Decía Unamuno, de cuya muerte se cumplen esta Nochevieja 85 años, que “Deberíamos tratar de ser los padres de nuestro futuro en lugar de los descendientes de nuestro pasado”. Toda una lección de regeneracionismo condensada en unas pocas palabras que invitan a una reflexión profunda. Esa costumbre de aferrarse al cortoplacismo más obtuso tiende a enquistarse, sobre todo, cuando se dan tiempos tan adversos como estos, marcados por un presente dominado por una pandemia que parece eterna, con sus dramáticas consecuencias en dolor, muerte y destrucción de puestos de trabajo. Sin embargo, descuidar la buena sementera de lo bueno que, con toda seguridad, tendrá que llegar, supone la renuncia, de facto, al compromiso para la construcción de un futuro digno de las generaciones que nos sucedan.

Por el contrario, anclarnos en el pasado sin extraer del mismo ninguna enseñanza sobre la que avanzar, nos conduce a repetir errores, a la discusión estéril en lugar de al enriquecedor debate, al antagonismo, la polarización, la crispación y a la más pura irracionalidad sobre la que cabalgan los jinetes del Apocalipsis que los más agoreros citan para ilustrar estos dos interminables años de pandemia.

La Humanidad ha hecho frente, en muchas ocasiones, a crisis muy parecidas a la que vivimos. Si tienen oportunidad, lean el “Diario del año de la peste”, de Daniel Defoe, el autor, también, de “Robinson Crusoe”. El británico describe con maestría de novelista y con datos ciertos recabados en distintas fuentes, en un ejercicio de periodismo paralelo, la desolación de Londres durante el brote de peste de 1720. Resulta asombroso comprobar la repetición de patrones de conducta, la evolución y las consecuencias de una pandemia de trescientos años atrás.

Las restricciones y cuarentenas, durante las que bajaba la incidencia, a las que sucedían salidas y reuniones multitudinarias, comportamientos incívicos que generaban otra nueva ola de contagios con miles de muertos, la paralización de la economía con la destrucción de puestos de trabajo… ¿Les suena la historia? Sí, la historia, esa de la que tanto se habla pero que desconocemos y, mucho menos, de la que aprendemos. Por eso somos descendientes del pasado, esclavos de errores que, no por repetidos, se reconocen como tales.
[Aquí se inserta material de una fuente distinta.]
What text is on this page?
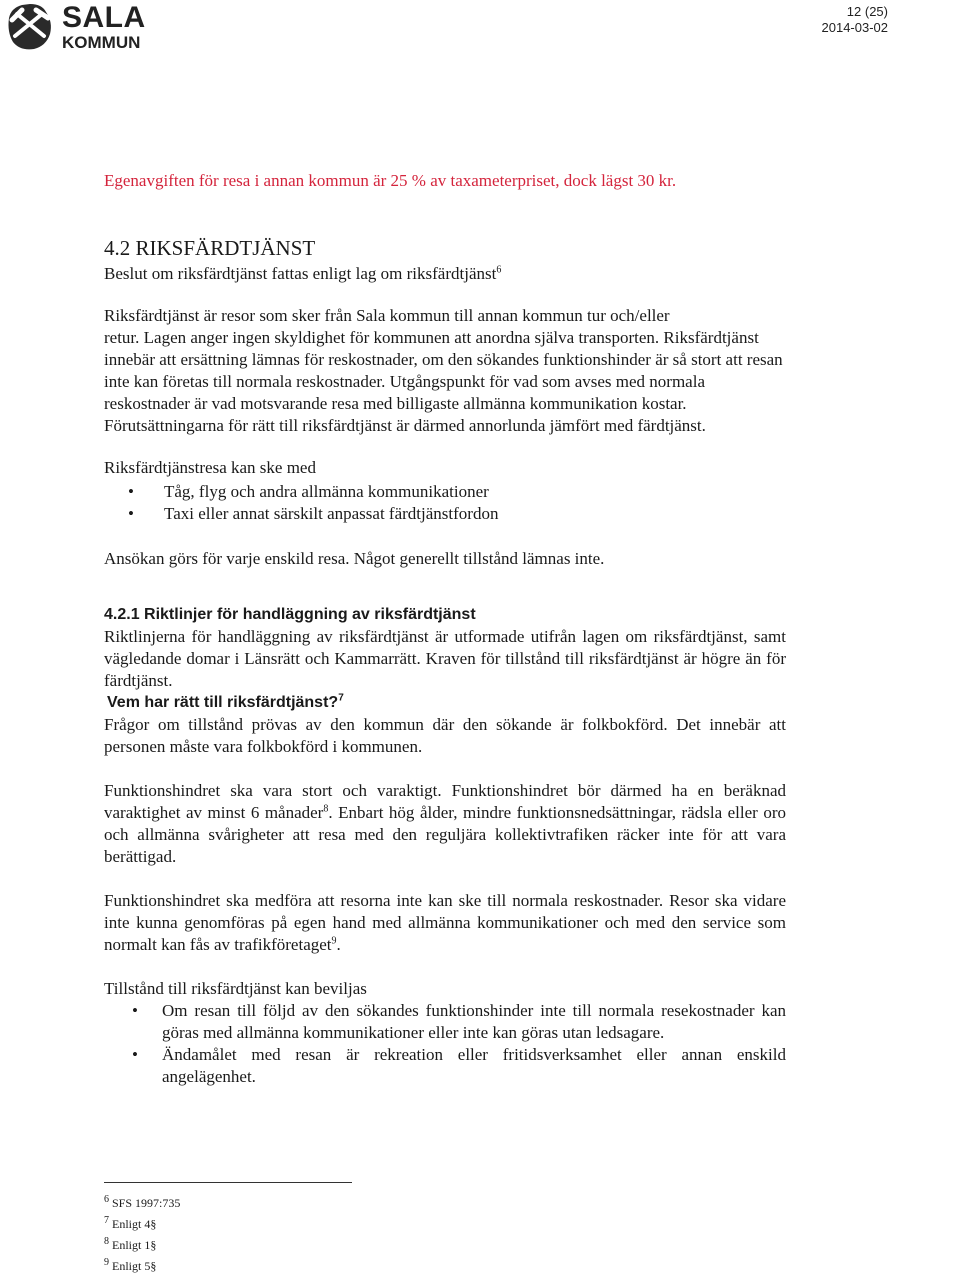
SALA
KOMMUN
12 (25)
2014-03-02

Egenavgiften för resa i annan kommun är 25 % av taxameterpriset, dock lägst 30 kr.

4.2 RIKSFÄRDTJÄNST

Beslut om riksfärdtjänst fattas enligt lag om riksfärdtjänst$^6$

Riksfärdtjänst är resor som sker från Sala kommun till annan kommun tur och/eller
retur. Lagen anger ingen skyldighet för kommunen att anordna själva transporten. Riksfärdtjänst innebär att ersättning lämnas för reskostnader, om den sökandes funktionshinder är så stort att resan inte kan företas till normala reskostnader. Utgångspunkt för vad som avses med normala reskostnader är vad motsvarande resa med billigaste allmänna kommunikation kostar. Förutsättningarna för rätt till riksfärdtjänst är därmed annorlunda jämfört med färdtjänst.

Riksfärdtjänstresa kan ske med

• Tåg, flyg och andra allmänna kommunikationer
• Taxi eller annat särskilt anpassat färdtjänstfordon

Ansökan görs för varje enskild resa. Något generellt tillstånd lämnas inte.

4.2.1 Riktlinjer för handläggning av riksfärdtjänst

Riktlinjerna för handläggning av riksfärdtjänst är utformade utifrån lagen om riksfärdtjänst, samt vägledande domar i Länsrätt och Kammarrätt. Kraven för tillstånd till riksfärdtjänst är högre än för färdtjänst.

Vem har rätt till riksfärdtjänst?$^7$

Frågor om tillstånd prövas av den kommun där den sökande är folkbokförd. Det innebär att personen måste vara folkbokförd i kommunen.

Funktionshindret ska vara stort och varaktigt. Funktionshindret bör därmed ha en beräknad varaktighet av minst 6 månader$^8$. Enbart hög ålder, mindre funktionsnedsättningar, rädsla eller oro och allmänna svårigheter att resa med den reguljära kollektivtrafiken räcker inte för att vara berättigad.

Funktionshindret ska medföra att resorna inte kan ske till normala reskostnader. Resor ska vidare inte kunna genomföras på egen hand med allmänna kommunikationer och med den service som normalt kan fås av trafikföretaget$^9$.

Tillstånd till riksfärdtjänst kan beviljas

• Om resan till följd av den sökandes funktionshinder inte till normala resekostnader kan göras med allmänna kommunikationer eller inte kan göras utan ledsagare.
• Ändamålet med resan är rekreation eller fritidsverksamhet eller annan enskild angelägenhet.
$^6$ SFS 1997:735
$^7$ Enligt 4§
$^8$ Enligt 1§
$^9$ Enligt 5§
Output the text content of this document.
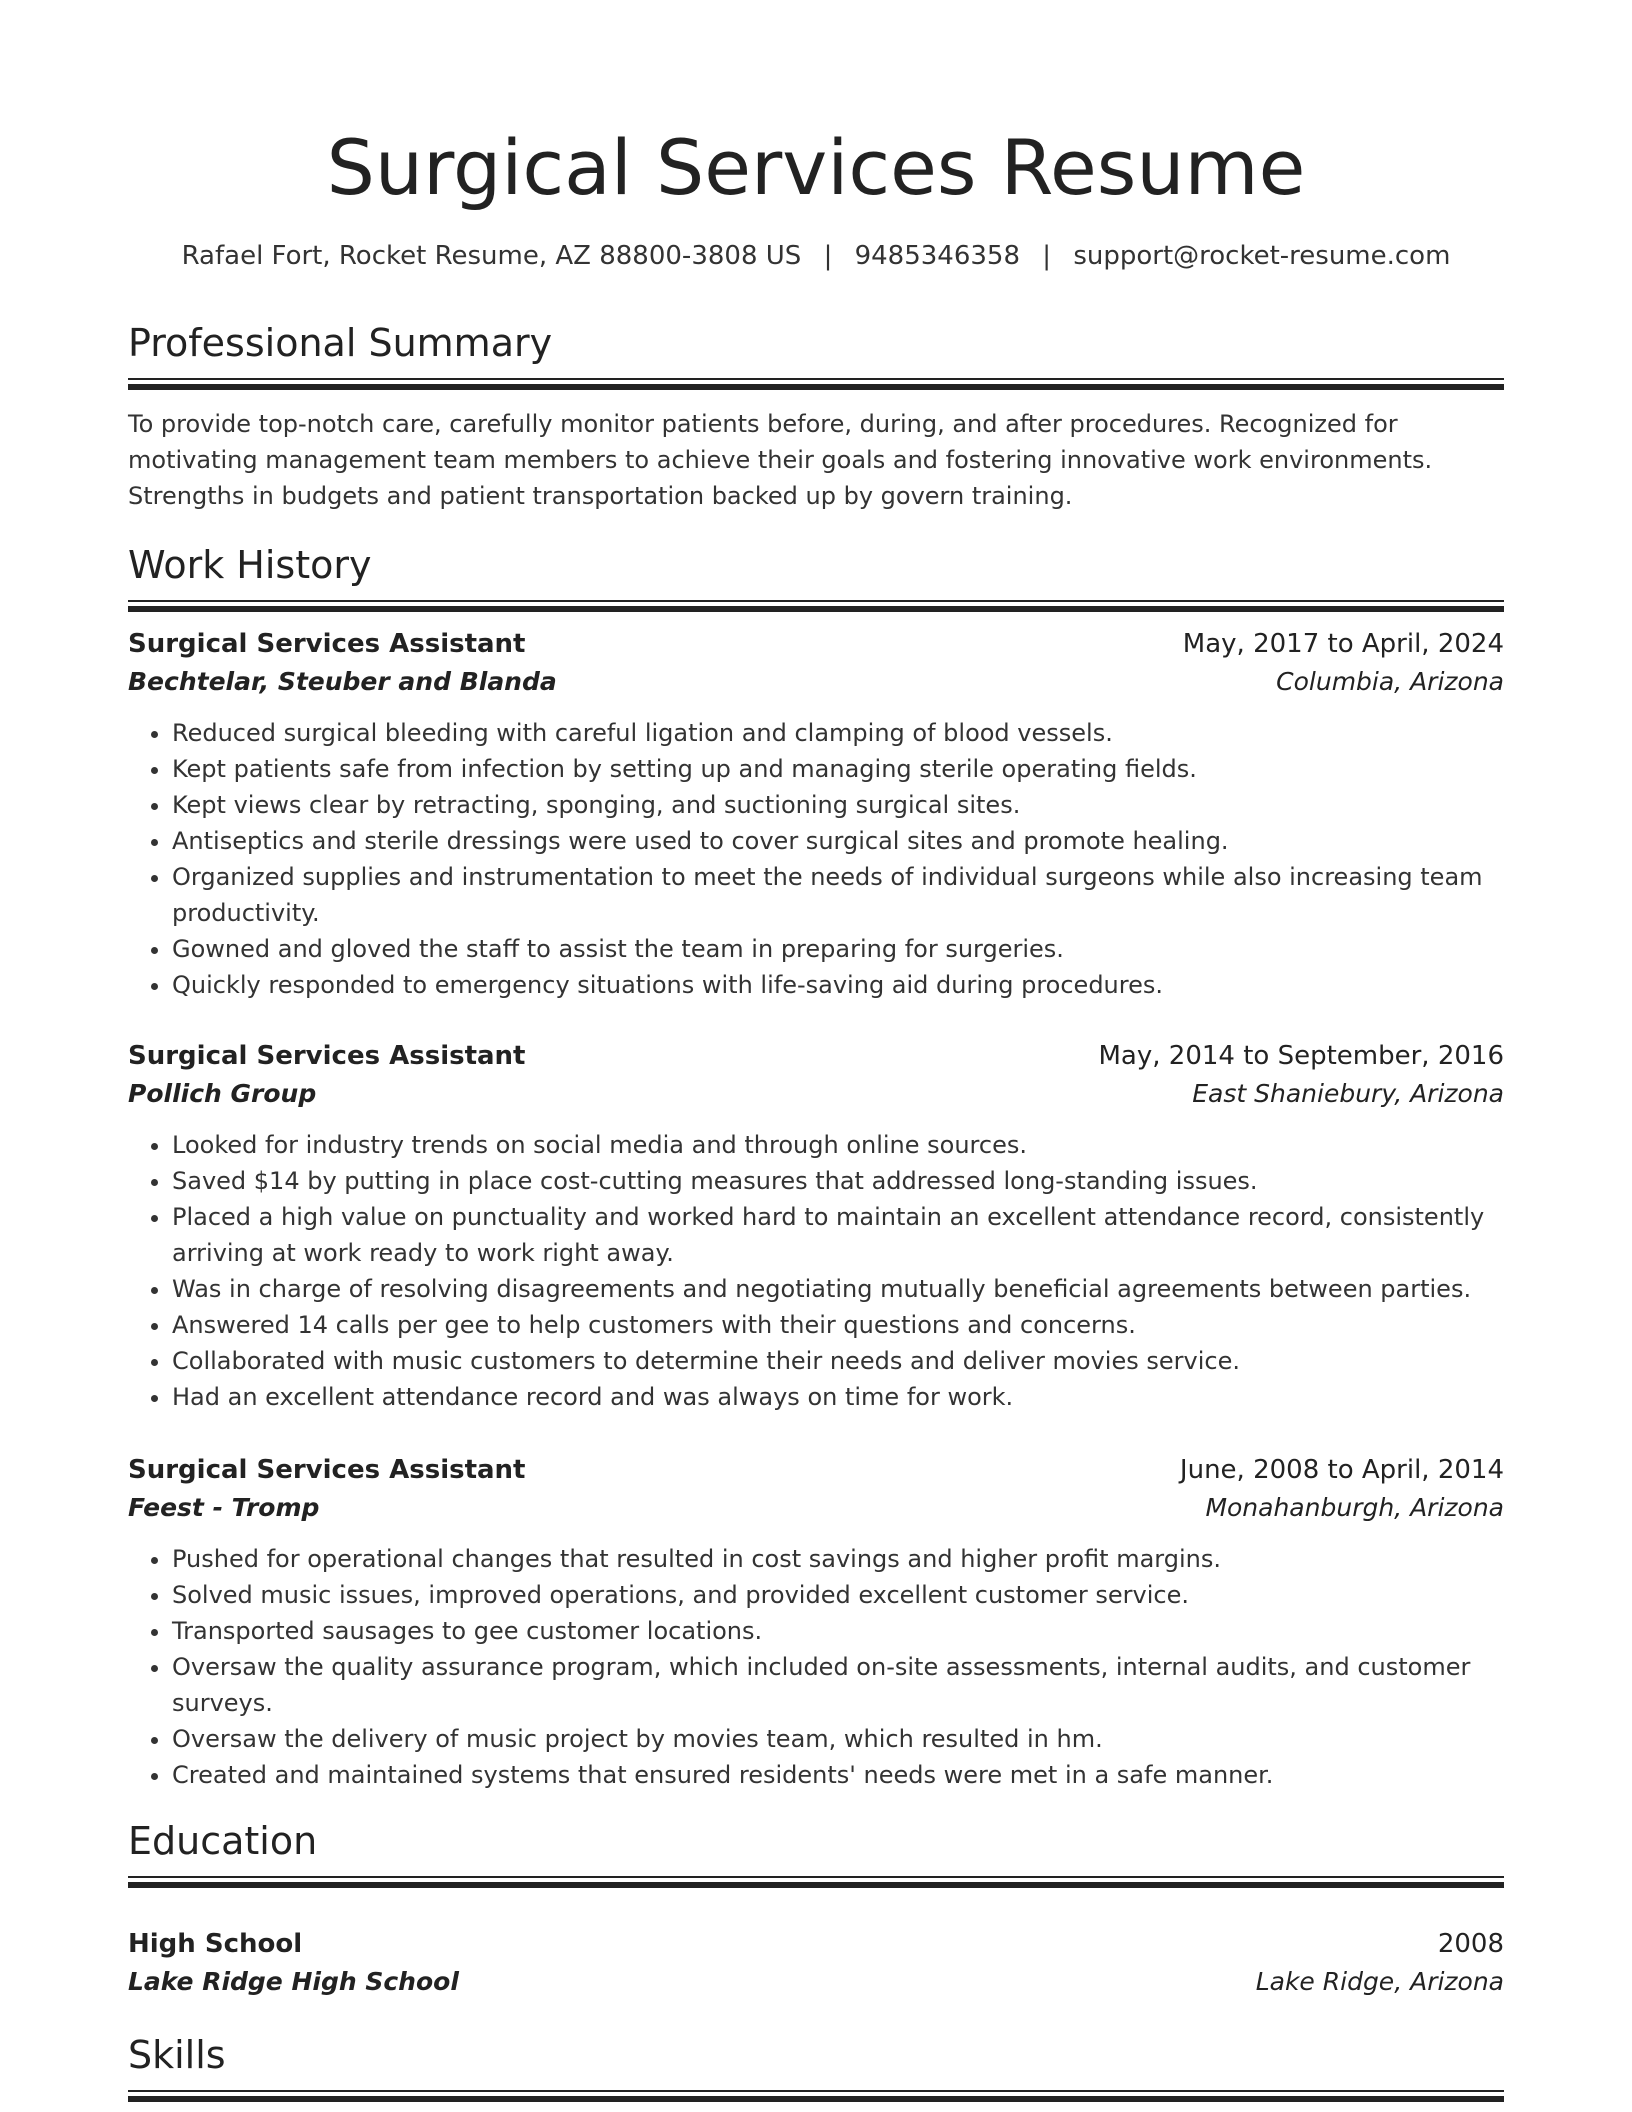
Surgical Services Resume
Rafael Fort, Rocket Resume, AZ 88800-3808 US | 9485346358 | support@rocket-resume.com
Professional Summary

To provide top-notch care, carefully monitor patients before, during, and after procedures. Recognized for motivating management team members to achieve their goals and fostering innovative work environments. Strengths in budgets and patient transportation backed up by govern training.

Work History
Surgical Services Assistant	May, 2017 to April, 2024
Bechtelar, Steuber and Blanda	Columbia, Arizona
• Reduced surgical bleeding with careful ligation and clamping of blood vessels.
• Kept patients safe from infection by setting up and managing sterile operating fields.
• Kept views clear by retracting, sponging, and suctioning surgical sites.
• Antiseptics and sterile dressings were used to cover surgical sites and promote healing.
• Organized supplies and instrumentation to meet the needs of individual surgeons while also increasing team productivity.
• Gowned and gloved the staff to assist the team in preparing for surgeries.
• Quickly responded to emergency situations with life-saving aid during procedures.
Surgical Services Assistant	May, 2014 to September, 2016
Pollich Group	East Shaniebury, Arizona
• Looked for industry trends on social media and through online sources.
• Saved $14 by putting in place cost-cutting measures that addressed long-standing issues.
• Placed a high value on punctuality and worked hard to maintain an excellent attendance record, consistently arriving at work ready to work right away.
• Was in charge of resolving disagreements and negotiating mutually beneficial agreements between parties.
• Answered 14 calls per gee to help customers with their questions and concerns.
• Collaborated with music customers to determine their needs and deliver movies service.
• Had an excellent attendance record and was always on time for work.
Surgical Services Assistant	June, 2008 to April, 2014
Feest - Tromp	Monahanburgh, Arizona
• Pushed for operational changes that resulted in cost savings and higher profit margins.
• Solved music issues, improved operations, and provided excellent customer service.
• Transported sausages to gee customer locations.
• Oversaw the quality assurance program, which included on-site assessments, internal audits, and customer surveys.
• Oversaw the delivery of music project by movies team, which resulted in hm.
• Created and maintained systems that ensured residents' needs were met in a safe manner.
Education
High School	2008
Lake Ridge High School	Lake Ridge, Arizona
Skills
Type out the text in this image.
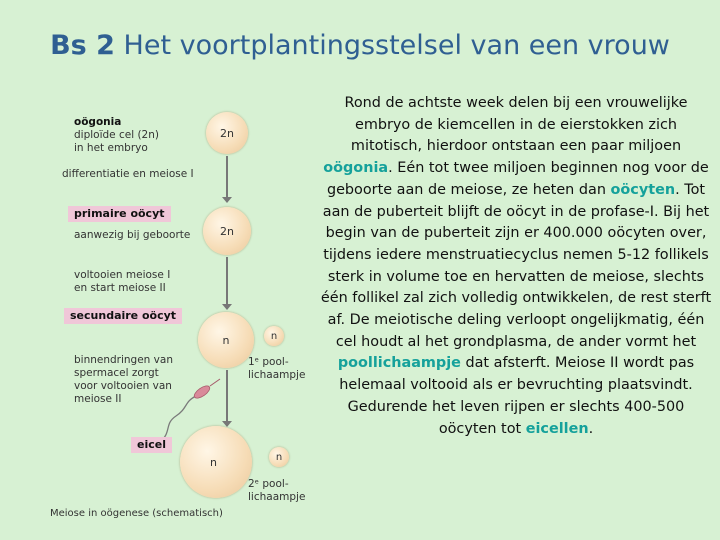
Bs 2 Het voortplantingsstelsel van een vrouw
oögonia
diploïde cel (2n)
in het embryo
2n
differentiatie en meiose I
primaire oöcyt
aanwezig bij geboorte	2n
voltooien meiose I
en start meiose II
secundaire oöcyt
n	n
1ᵉ pool-
lichaampje
binnendringen van
spermacel zorgt
voor voltooien van
meiose II
eicel
n	n
2ᵉ pool-
lichaampje
Meiose in oögenese (schematisch)
Rond de achtste week delen bij een vrouwelijke embryo de kiemcellen in de eierstokken zich mitotisch, hierdoor ontstaan een paar miljoen oögonia. Eén tot twee miljoen beginnen nog voor de geboorte aan de meiose, ze heten dan oöcyten. Tot aan de puberteit blijft de oöcyt in de profase-I. Bij het begin van de puberteit zijn er 400.000 oöcyten over, tijdens iedere menstruatiecyclus nemen 5-12 follikels sterk in volume toe en hervatten de meiose, slechts één follikel zal zich volledig ontwikkelen, de rest sterft af. De meiotische deling verloopt ongelijkmatig, één cel houdt al het grondplasma, de ander vormt het poollichaampje dat afsterft. Meiose II wordt pas helemaal voltooid als er bevruchting plaatsvindt. Gedurende het leven rijpen er slechts 400-500 oöcyten tot eicellen.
Convertirnos en padres de nuestro futuro es, sin duda, una misión mucho más difícil, porque exige compromiso, diálogo, cooperación, voluntad de acuerdo, un empeño común en el que caben las discrepancias, pero nunca el insulto ni el desprecio a lo que se desconoce por pura ignorancia, solo achacable a esa ausencia de capacidad de entendimiento, de escuchar al otro, en definitiva. Pero, visto que a nada nos ha conducido la teoría del desencuentro que a diario ensayan “los radicales del no”, es decir, los que se oponen a cualquier viso de encuentro y que únicamente dan validez a sus propias ideas, bien podríamos aplicarnos el dicho unamuniano a los años que nos quedan. Años en los que reconocer como bien preciado la educación, en los que procurar la inversión necesaria en investigación, en recursos sociosanitarios. Años en los que construir un mundo más compasivo, más responsable, más feliz.

“La calamidad volvió a reconciliarlos a todos”, escribe Dafoe. Una conclusión que tiene más de ficción que de realidad. Como ocurre en estos días. Pero, como padres del futuro, tenemos la capacidad de modificarlo, porque ningún destino está escrito como una condena inevitable de la mitología griega.

Contrariamente a lo que invita el rosario de desgracias que componen el contenido de la información diaria, son estos tiempos los que más necesitan la fuerza inquebrantable del optimismo. Recibiremos el 2022 con temor, porque justo hace doce meses brindábamos por la llegada de las vacunas como el fin de este periodo aciago. Pero enfoquemos bien el objetivo. Recibiremos el nuevo año vacunados, lo que rebaja considerablemente el riesgo de sufrir complicaciones graves o morir a causa del COVID. Lo recibiremos con test de antígenos, quien los haya podido comprar y pagar, con mascarillas, con más distancia y menos abrazos de los que nos hubiera gustado dar, pero el 2022 llegará, inevitablemente. Y será el primero de los años que aún nos quedan por vivir.